New CEO Pat Gelsinger, who is attempting to breath new life into the struggling tech group following a dismal 2020, said the group will pursue new customers such as Apple (AAPL) - Get Report once the plants -- often referred to as fabs and foundries -- are up-and-running. Advanced Micro Devices (AMD) - Get Report and Qualcomm (QCOM) - Get Report are also potential clients for the Intel foundry, analysts said, with Credit Suisse suggesting the total addressable market could be as much as $200 billion.
“We are setting a course for a new era of innovation and product leadership at Intel,” Gelsinger said. “We’re going to be leaders in the market and we’re going to satisfy the new foundry customers, because the world needs more semiconductors and we’re going to step into that gap in a powerful and meaningful way.”
Intel shares were marked 1.3% higher in early trading Wednesday to change hands at $64.20 each. Its key European supplier ASML NV (ASML) - Get Report, surged 5.4% in Amsterdam while rivals TSMC and Samsung fell 3% and 1% in Taiwan and Seoul respectively.
Intel's investment and expansion plans offset a weaker-than-expected forecast for full-year profits, which it sees at $4.55 per share, and total revenues, which are forecast at $72 billion. Gelsinger cited the global shorts in semiconductor supply chains and reasons for the weaker full-year guidance.

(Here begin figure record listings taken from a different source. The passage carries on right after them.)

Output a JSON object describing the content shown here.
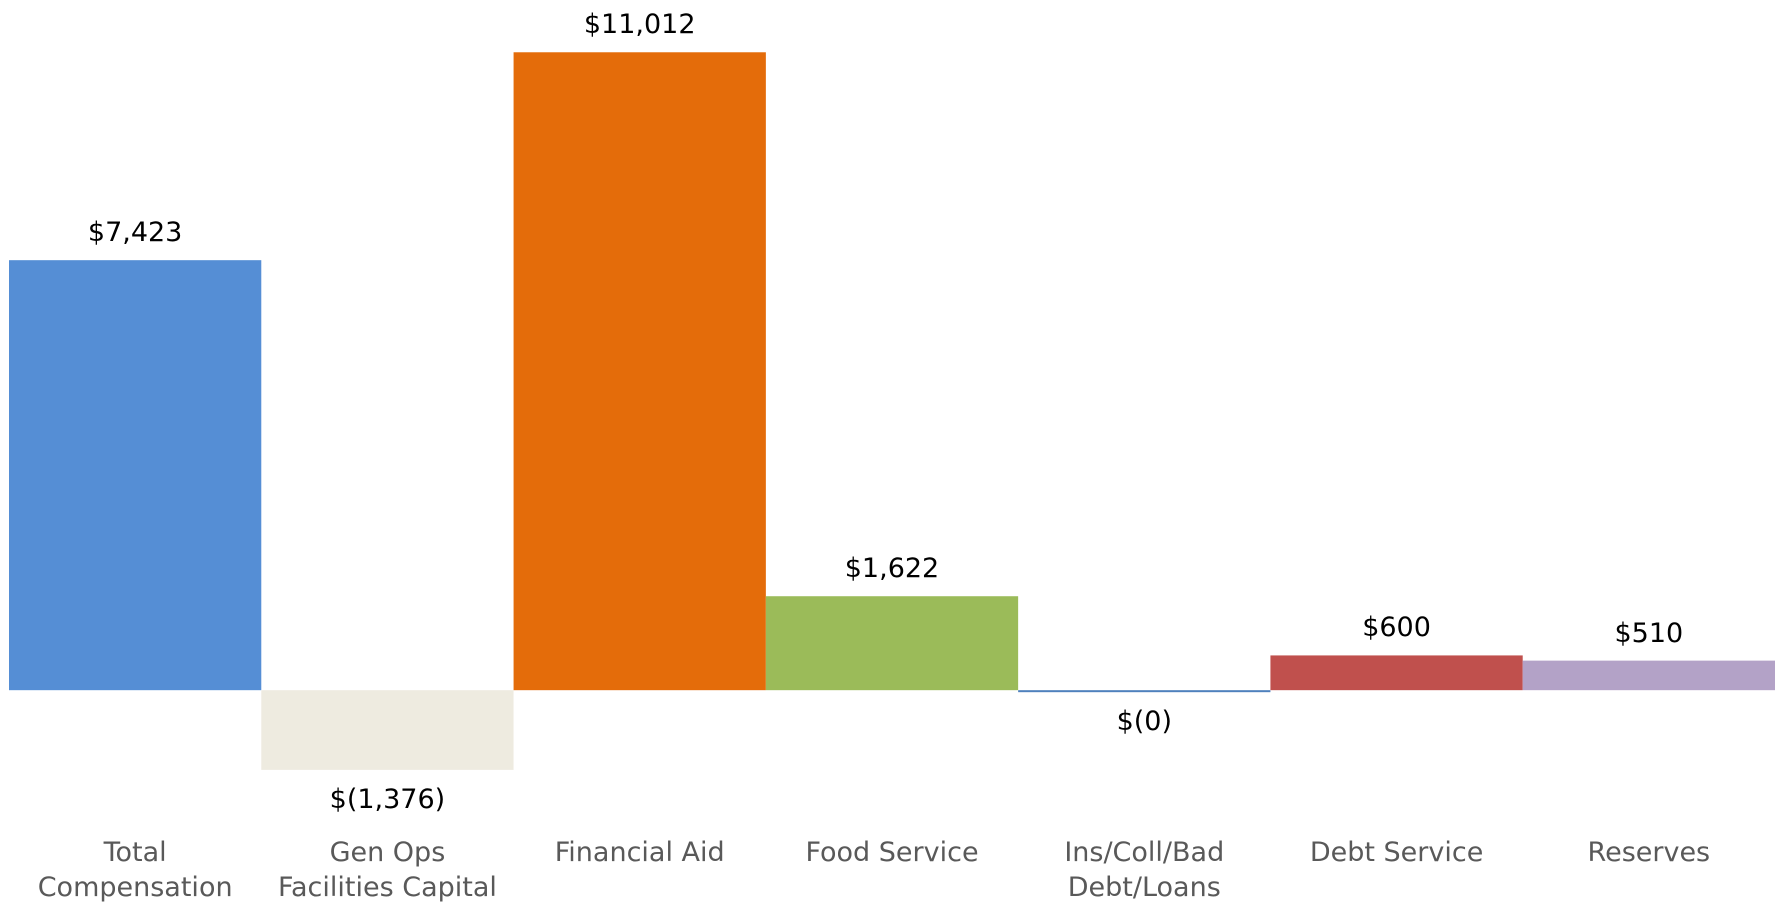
{
  "chart_data": {
    "type": "bar",
    "categories": [
      "Total\nCompensation",
      "Gen Ops\nFacilities Capital",
      "Financial Aid",
      "Food Service",
      "Ins/Coll/Bad\nDebt/Loans",
      "Debt Service",
      "Reserves"
    ],
    "values": [
      7423,
      -1376,
      11012,
      1622,
      -0.3,
      600,
      510
    ],
    "value_labels": [
      "$7,423",
      "$(1,376)",
      "$11,012",
      "$1,622",
      "$(0)",
      "$600",
      "$510"
    ],
    "colors": [
      "#558ed5",
      "#eeebe0",
      "#e46c0a",
      "#9bbb59",
      "#4f81bd",
      "#c0504d",
      "#b3a2c7"
    ],
    "ylim": [
      -2500,
      11500
    ]
  }
}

It also marks the second major attempt to enter the foundry business -- Gelsinger called previous attempts "somewhat half-hearted" -- following a failed effort that was launched in 2016.
"While Intel failed in its initial foundry effort a few years back, we view its manufacturing footprint and expertise as a key competitive advantage; if the company can leverage this into a successful foundry service, we think it could provide a significant source of growth," said KeyBanc Capital Markets analyst Weston Twigg. "This time around, the company is investing heavily in new foundry capacity ahead of customer demand (it announced two new fabs in Arizona, with additional U.S. and European announcements expected later this year), and the foundry business will be a discrete business unit."
"We believe there is very high demand for foundry services, especially in the U.S. and Europe, where Inetl will focus, and we think there is a good possibility of success this time around," he added.